Evaluating the Consistency of Gene Methylation in Liver Cancer Using Bisulfite Sequencing Data

Bisulfite sequencing is considered as the gold standard approach for measuring DNA methylation, which acts as a pivotal part in regulating a variety of biological processes without changes in DNA sequences. In this study, we introduced the most prevalent methods for processing bisulfite sequencing data and evaluated the consistency of the data acquired from different measurements in liver cancer. Firstly, we introduced three commonly used bisulfite sequencing assays, i.e., reduced-representation bisulfite sequencing (RRBS), whole-genome bisulfite sequencing (WGBS), and targeted bisulfite sequencing (targeted BS). Next, we discussed the principles and compared different methods for alignment, quality assessment, methylation level scoring, and differentially methylated region identification.
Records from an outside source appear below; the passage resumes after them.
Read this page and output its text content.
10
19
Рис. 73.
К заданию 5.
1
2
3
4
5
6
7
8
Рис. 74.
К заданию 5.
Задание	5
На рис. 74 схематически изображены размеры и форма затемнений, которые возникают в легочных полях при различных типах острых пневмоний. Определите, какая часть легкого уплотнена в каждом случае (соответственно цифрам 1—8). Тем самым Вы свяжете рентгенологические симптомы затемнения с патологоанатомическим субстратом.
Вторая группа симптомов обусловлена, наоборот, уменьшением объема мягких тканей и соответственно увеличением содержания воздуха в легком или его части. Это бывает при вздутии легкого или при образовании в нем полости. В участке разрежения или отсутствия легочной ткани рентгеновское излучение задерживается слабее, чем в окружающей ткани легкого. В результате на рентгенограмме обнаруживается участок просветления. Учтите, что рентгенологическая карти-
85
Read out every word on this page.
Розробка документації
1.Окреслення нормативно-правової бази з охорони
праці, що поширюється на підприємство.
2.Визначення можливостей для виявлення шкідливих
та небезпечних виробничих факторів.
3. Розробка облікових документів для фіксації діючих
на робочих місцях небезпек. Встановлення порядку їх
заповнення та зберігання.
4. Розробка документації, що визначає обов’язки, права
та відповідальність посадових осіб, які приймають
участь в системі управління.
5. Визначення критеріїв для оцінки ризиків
After that, we screened differential methylated genes in liver cancer through the three bisulfite sequencing assays and evaluated the consistency of their results. Ultimately, we compared bisulfite sequencing to 450 k beadchip and assessed the statistical similarity and functional association of differentially methylated genes (DMGs) among the four assays. Our results demonstrated that the DMGs measured by WGBS, RRBS, targeted BS and 450 k beadchip are consistently hypo-methylated in liver cancer with high functional similarity.